[DMB]
I haven't read Tomasello but it sounds like a description of intersubjectivity 
in its earliest stage of development, the seed that would eventually grow into 
a common cultural space, a mental space, so to speak.

[Arlo]
Yes, I think that's right. Tomasello's main inquiry was in where/how the 
sociocultural emerged from the biological. I don't recall that he uses the term 
"intersubjectivity", but from what I understand, yes, intersubjectivity is what 
emerges from shared attention (which is rooted in the biological).

[DMB]
It sounds like something wolves and chimpanzees could do to some extent.

[Arlo]
Right, although Tomasello's focus is on human phylogenetic evolution, and he'd 
likely argue that the leap from biologically-enabled "shared attention" to 
semiotically-mediated activity (social behavior) in humans was really his area 
of inquiry. As you know, I do think we see non-human species near the 
biological/social boundary, but I would agree with Tomasello that this is 
requires evidence of shared attention.

[DMB]
I guess the difference really shows up in the fact that culture grows and 
evolves whereas the social behavior of canines and primates is relatively fixed.

[Arlo]
Right.

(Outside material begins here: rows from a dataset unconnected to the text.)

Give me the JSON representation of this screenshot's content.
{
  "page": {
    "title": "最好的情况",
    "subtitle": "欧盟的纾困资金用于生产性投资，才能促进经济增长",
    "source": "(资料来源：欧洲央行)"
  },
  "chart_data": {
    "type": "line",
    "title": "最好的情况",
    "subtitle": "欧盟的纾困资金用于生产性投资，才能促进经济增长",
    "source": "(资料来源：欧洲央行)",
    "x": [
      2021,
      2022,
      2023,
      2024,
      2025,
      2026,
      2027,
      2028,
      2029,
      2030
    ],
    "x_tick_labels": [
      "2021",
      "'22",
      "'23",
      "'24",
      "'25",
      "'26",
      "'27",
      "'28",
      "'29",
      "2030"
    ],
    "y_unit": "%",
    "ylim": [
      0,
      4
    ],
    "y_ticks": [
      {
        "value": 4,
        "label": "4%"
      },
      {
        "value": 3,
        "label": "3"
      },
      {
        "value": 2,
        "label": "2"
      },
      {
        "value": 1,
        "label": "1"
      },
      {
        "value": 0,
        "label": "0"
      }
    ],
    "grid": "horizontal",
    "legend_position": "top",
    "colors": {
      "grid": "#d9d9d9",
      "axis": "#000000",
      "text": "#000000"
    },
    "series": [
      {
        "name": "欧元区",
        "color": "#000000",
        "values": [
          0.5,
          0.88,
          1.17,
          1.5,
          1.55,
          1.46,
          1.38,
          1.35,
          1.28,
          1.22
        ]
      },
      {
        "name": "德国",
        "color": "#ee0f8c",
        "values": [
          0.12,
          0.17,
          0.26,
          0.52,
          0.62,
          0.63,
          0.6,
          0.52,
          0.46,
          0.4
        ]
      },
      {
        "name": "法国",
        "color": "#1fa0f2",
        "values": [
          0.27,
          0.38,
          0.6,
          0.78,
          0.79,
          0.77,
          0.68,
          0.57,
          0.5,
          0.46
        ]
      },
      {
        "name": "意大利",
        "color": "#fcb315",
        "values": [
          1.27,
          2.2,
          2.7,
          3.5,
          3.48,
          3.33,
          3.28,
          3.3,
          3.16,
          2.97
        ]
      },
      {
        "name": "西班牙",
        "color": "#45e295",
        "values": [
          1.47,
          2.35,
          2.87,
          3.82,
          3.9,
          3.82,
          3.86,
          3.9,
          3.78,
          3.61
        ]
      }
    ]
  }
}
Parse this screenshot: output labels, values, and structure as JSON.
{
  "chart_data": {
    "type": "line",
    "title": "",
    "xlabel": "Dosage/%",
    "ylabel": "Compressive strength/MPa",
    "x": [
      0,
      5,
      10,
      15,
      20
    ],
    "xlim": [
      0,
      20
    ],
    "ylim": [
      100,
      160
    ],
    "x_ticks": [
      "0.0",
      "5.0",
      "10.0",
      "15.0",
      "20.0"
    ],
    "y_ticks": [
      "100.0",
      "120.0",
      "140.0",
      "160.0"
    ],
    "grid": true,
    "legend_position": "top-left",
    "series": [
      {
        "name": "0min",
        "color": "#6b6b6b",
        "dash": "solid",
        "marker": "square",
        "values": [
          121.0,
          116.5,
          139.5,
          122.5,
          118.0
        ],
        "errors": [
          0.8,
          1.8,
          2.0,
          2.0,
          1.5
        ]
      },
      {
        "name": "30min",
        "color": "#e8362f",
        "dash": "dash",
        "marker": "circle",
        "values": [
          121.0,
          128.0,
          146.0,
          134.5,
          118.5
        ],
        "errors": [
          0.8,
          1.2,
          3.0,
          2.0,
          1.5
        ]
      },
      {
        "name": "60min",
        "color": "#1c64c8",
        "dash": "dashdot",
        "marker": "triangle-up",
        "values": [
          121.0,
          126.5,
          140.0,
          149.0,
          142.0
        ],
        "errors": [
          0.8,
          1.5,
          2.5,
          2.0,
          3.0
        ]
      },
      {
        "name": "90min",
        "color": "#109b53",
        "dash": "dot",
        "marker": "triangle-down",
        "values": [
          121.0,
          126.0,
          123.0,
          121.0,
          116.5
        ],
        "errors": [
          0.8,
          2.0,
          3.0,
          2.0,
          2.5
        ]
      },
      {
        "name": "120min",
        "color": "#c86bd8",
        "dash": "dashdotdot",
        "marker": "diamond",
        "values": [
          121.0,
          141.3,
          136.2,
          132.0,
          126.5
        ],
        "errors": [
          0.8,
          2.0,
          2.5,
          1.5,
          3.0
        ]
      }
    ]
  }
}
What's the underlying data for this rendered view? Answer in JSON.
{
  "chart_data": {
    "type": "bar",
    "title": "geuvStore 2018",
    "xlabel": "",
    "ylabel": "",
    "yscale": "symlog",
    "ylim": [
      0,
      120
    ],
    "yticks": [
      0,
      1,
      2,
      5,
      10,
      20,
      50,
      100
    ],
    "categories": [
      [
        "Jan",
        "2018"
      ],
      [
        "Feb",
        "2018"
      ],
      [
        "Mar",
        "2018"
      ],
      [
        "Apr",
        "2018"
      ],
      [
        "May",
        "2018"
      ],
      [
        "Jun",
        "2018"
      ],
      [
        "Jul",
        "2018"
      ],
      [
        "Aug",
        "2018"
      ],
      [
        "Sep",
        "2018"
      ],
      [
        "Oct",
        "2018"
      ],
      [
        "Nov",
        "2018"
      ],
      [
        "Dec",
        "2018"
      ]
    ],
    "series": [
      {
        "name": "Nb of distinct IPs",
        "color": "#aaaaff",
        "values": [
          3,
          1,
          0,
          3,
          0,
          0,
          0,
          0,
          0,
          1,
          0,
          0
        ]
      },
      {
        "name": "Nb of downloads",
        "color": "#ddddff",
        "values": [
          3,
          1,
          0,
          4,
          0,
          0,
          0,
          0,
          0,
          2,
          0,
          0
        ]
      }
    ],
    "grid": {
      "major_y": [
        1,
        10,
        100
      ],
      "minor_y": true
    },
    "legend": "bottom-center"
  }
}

Its the transition from phylogentic evolution to sociocultural evolution 
that is unique to the human species. As Alexander Luria might have said, 'we 
don't just use tools, we improve them and they share our activity'. 

[DMB]
We can pretty well discern the difference even in the history of our species. 
Stone tools were used for a million years before any innovations began and then 
- all of a sudden - there was an explosion of new tool designs. And with that 
came all kinds of new social behaviors involving ritual and art, or at least 
decoration.

[Arlo]
Exactly. 'Humans' appear around 2 million years ago. For most of that time, 
evolution was still strictly biological. Little changed in the activity of 
humans. Then, around 200,000 years ago, the slow progression of biological 
evolution lead to the emergence of the neural mass that enabled shared 
attention. From this point on, social evolution has been rapid. Human activity 
changed more in the past 200,000 years than in the previous 1.8 million years. 
And this sociocultural evolution has been on a exponential curve. Canine 
activity is pretty much the same today as it was 2 million years ago. And this 
was precisely Tomasello's point, and I think Pirsig's as well, social patterns 
evolve (as do all patterns), and we can see/trace/study this evolution just 
like we can see/trace/study biological and inorganic patterns.